Schalparade im Nordunterrang

Deutschlands Top 18 darf sich also sehr wahrscheinlich auf einen weiteren Mitstreiter mit kleiner Fanszene und kleinem Stadion freuen. Es wäre zugleich der erste Verein aus Schleswig-Holstein in der 1.Bundesliga. Dann würden in Sachen Bundesländer nur noch Thüringen und Sachsen-Anhalt fehlen. Nebenbei; kurioserweise wären nach der Wiedervereinigung mit dem FC Rot-Weiß Erfurt und dem Halleschen FC zwei Vereine aus genau jenen Bundesländern mit in die 1.Bundesliga eingegliedert worden, wenn deren Verband beim DFB vier anstatt zwei Ex-DDR-Oberligisten durchgesetzt hätte.

Abpfiff im Volkspark

Während aus unserer Runde nach Abpfiff fast alle unverzüglich den Heimweg antraten, wollte Max noch auf den Kiez und dort Freunde und Freundin treffen. Da der nächstbeste Metronom nach Hannover erst 0:33 Uhr fahren sollte, wäre ich unter normalen Verkehrsbedingungen noch auf ein, zwei Getränke mitgekommen. Aber mangels S-Bahnen benötigten wir doppelt so lange wie sonst in die Innenstadt. So stieg Max gegen 0 Uhr alleine am Schlump aus der U2, wohingegen ich gleich durch zum Hauptbahnhof fuhr und in besagten Zug stieg. Exakt drei Stunden nach dessen Abfahrt erreichte ich die Hildesheimat und gönnte mir wenigstens sieben Stunden Schlaf.

  • 21.04.2024
  • Hannover 96 – FC St. Pauli 1:2
  • 2.Bundesliga (II)
  • Niedersachsenstadion (Att: 49.000)

Sonntag ging es nach dem späten Frühstück um 11:43 Uhr zusammen mit Ole und Kim per Bahn nach Hannover. Die beiden hatten sowohl ihren Nachwuchs, als auch dessen Großeltern väterlicherseits dabei. So konnten die jungen Eltern gemeinsam ins Stadion, während der kleine Racker von Oma und Opa zwei Stunden im Kinderwagen um den Maschsee geschoben wurde.

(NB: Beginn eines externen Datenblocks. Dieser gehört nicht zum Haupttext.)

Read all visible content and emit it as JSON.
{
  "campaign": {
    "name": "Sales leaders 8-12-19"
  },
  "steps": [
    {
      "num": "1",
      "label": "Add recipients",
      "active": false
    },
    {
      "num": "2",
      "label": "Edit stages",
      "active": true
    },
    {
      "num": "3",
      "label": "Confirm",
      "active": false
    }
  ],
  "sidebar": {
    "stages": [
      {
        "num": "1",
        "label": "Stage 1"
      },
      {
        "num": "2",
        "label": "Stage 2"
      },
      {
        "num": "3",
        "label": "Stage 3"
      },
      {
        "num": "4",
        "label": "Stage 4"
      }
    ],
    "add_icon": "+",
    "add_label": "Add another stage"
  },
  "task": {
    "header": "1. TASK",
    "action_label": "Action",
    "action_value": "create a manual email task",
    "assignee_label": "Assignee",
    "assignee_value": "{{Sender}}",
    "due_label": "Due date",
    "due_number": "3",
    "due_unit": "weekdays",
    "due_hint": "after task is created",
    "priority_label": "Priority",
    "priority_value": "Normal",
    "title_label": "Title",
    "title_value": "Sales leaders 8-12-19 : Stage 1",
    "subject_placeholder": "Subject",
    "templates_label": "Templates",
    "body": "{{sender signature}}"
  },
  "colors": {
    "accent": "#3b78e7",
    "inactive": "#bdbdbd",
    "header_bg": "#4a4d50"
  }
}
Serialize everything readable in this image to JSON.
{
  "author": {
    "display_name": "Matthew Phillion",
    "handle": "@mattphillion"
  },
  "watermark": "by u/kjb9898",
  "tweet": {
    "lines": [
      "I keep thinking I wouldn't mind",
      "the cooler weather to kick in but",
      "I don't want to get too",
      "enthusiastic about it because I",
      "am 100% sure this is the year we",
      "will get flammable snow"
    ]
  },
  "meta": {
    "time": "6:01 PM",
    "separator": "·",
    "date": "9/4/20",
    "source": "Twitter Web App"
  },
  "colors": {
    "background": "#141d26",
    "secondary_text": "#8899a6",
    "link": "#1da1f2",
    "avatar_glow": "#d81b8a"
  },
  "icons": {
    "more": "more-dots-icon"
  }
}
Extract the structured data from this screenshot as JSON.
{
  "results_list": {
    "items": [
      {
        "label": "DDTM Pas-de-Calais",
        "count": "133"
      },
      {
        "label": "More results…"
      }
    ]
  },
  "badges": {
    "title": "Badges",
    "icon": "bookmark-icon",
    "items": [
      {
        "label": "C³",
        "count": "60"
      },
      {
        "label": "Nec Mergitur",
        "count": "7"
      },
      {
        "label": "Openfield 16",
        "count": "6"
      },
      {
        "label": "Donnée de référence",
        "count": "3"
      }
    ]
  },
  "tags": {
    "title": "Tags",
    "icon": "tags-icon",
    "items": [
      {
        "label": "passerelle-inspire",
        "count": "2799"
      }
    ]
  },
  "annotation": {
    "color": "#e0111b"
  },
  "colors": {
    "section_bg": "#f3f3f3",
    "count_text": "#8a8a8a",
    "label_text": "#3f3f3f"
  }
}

Kurioserweise empfing mich heute an meinem Stammplatz auf der Ost dieser Aufkleber

Mit einem “Ausgesperrte immer bei uns!” verabschiedete ich mich von dem süßen Fratz, aber eigentlich hatte er Glück, dass er noch Stadionverbot hat. War alles in allem ein wenig mitreißender Fußballnachmittag, der nur der Vollständigkeit halber noch Erwähnung in diesem Bericht findet. Gab weder in der Nordkurve, noch in der Gästekurve besondere optische Aktionen. Obendrein blieb es akustisch ebenfalls auf beiden Seiten mau.

Ausverkauftes Haus, aber ausbaufähige Atmosphäre

Auf der Heimseite lag es vielleicht daran, dass das Derby in der Vorwoche weder Fisch, noch Fleisch war und zugleich nun endgültig nichts mehr in Sachen Aufstieg geht. Am anderen Stadionende war der Support der insgesamt an die 10.000 Gäste zwar phasenweise etwas lauter, aber da blieb ebenfalls noch viel Luft nach oben. Andererseits darf man nicht unerwähnt lassen, dass die aktive Szene der Braun-Weißen wenige Tage zuvor einen Todesfall zu beklagen hatte. Das Konterfei jenes verstorbenen Mitstreiters hing heute permanent über der USP-Zaunfahne.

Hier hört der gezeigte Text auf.